SyncToy for Syncing Portable Disks
Putting together a decent backup strategy is hard. It shouldn’t be hard. Engineers ought to have eliminated the intolerable risk of data loss long ago. But it is. There’s no magical push button solution out there that will magically make all your data safe until the end of time. This is mostly because everybody has different needs in terms of protecting their data. So everybody must take the time to put together a decent backup strategy that works for them. While some strategies are better than others, any strategy is better than none and the best strategy is the one you stick with.
My own needs are (relatively) simple. As somebody who moves around a lot I’ve got a couple of portable drives that must be duly backed up everyday. Both the development laptop and the trusty netbook contain important data, from source code to lolcat pictures, that also must be protected. Just off the bat that’s at least four different disks that must be backed up. When you include other devices such as the phone and the linux box hiding somewhere under the desk things get a bit more tricky, as now we’re up to four devices and at least two portable disks. (This ongoing explosion of different devices and portable storage that consumers are exposed to ensures that the backup problem is in fact getting worse, not better, as time goes on.)
But we must bravely muddle through.
The first challenge is the notoriously fragile portable disks. Ideally, they should be periodically synchronized with the more durable, less mobile disks. Synchronized is a technical term in the world of data integrity that implies two-way synchronization between two data sources. That is, both data sources can change indpendently of the other and when the big sync moment arrives changes must be propagated in both directions. As any veteran of the data integrity fight will tell you again and again (if you let him): synchronization is not the same as backing up data. Indeed they are kind of polar opposites: one involves making a durable read-only copy of data on another device and the other involves writing changes to and from the other device so that it’s exactly like the source. Anybody who employs synchronization as a backup strategy is flirting with disaster. But synchronization does have its benefits, particularly the flexibility to edit either data source. This means if a disk is ever forgotten at home or temporarily misplaced one can continue editing the local copy of the data and just sync up later. Synchronization can introduce some problems but, if you synch up early and often it’s generally a painless thing.
If you’re on Windows a decent, and free, file synchronization application is Microsoft SyncToy. It’s fast, easy to use, and the 2.x resolves all of the major issues in 1.x such as the inability to propagate deletions and the ability to detect drive-letter changes. Synctoy also never actually deletes files in place it just copies them to the
Recycle Bin — so if you ever screw up a sync you only need to endure a moment of blind panic before you scramble to the
Recycle Bin and retrieve your precious data.
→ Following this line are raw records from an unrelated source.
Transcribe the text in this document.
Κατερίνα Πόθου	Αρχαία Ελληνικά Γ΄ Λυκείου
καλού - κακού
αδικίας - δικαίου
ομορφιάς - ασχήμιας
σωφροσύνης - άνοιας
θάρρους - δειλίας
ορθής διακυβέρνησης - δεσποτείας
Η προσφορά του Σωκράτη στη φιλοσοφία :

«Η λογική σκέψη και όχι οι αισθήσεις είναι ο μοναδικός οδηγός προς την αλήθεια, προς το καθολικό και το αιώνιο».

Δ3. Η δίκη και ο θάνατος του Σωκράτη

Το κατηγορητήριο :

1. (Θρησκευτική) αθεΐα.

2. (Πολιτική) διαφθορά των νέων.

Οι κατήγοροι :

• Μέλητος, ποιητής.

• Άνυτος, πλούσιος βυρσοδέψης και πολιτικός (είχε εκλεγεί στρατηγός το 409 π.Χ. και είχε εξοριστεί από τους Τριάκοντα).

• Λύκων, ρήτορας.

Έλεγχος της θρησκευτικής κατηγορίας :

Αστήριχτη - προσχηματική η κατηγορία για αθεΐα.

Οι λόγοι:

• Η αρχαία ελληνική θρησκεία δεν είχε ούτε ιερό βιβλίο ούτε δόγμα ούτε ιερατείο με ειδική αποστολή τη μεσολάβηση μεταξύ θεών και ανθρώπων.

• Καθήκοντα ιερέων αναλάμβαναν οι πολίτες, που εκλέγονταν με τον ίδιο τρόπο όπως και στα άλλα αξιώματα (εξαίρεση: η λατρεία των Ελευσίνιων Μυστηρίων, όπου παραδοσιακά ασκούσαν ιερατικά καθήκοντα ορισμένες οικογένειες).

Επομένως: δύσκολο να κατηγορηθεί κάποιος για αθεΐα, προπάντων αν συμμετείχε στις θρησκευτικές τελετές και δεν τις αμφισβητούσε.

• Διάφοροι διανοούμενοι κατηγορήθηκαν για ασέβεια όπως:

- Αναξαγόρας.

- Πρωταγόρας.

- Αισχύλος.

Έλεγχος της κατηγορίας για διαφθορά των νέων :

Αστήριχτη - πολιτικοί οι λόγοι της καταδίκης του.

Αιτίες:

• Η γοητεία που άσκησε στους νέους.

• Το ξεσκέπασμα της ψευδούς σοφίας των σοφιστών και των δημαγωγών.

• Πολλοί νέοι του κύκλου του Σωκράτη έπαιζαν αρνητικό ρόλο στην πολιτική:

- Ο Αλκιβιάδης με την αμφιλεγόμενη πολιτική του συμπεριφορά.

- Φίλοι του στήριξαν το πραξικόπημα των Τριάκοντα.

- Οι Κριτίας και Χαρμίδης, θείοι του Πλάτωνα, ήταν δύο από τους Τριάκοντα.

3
Setting up a sync job between a portable disk and a directory on the local hard disk is easy to do, and, once done, you can rest easy should your external disk ever bite the big one.
Of course setting up and running the inital sync job is just the first step. The next step is automating it so that the data stays in sync. This is a bit more tricky. SyncToy can be automated using the Windows Task Manager but, when working with a portable disk this isn’t the ideal solution. Running the sync job every night isn’t going to do much if the disk is sitting in your bag or on your nightstand. Instead we can throw a
syncme.bat script into the root of the portable disk that will launch the appropriate SyncToy job.
rem Synchronize this disk with the local disk
"C:\Program Files\SyncToy 2.1\SyncToyCmd.exe" -R "camelot.sync"
(You’ll want to fill in your own job name in the above script.)
From there it’s up to you to run the
syncme.bat script each time you plug the portable disk into a computer, before you do anything else. This is a good habit to have and, as a software developer used to updating my local copy of the source code first thing, before anything else, it’s one I already possess. But if even this strikes you as too much of a burden you might look into the Windows AutoRun feature to launch the sync script as soon as you plug the disk in. This won’t work for me as I don’t want to sync the portable disk with every computer I use (such as the work laptop), mainly just the dev laptop and the trusty netbook.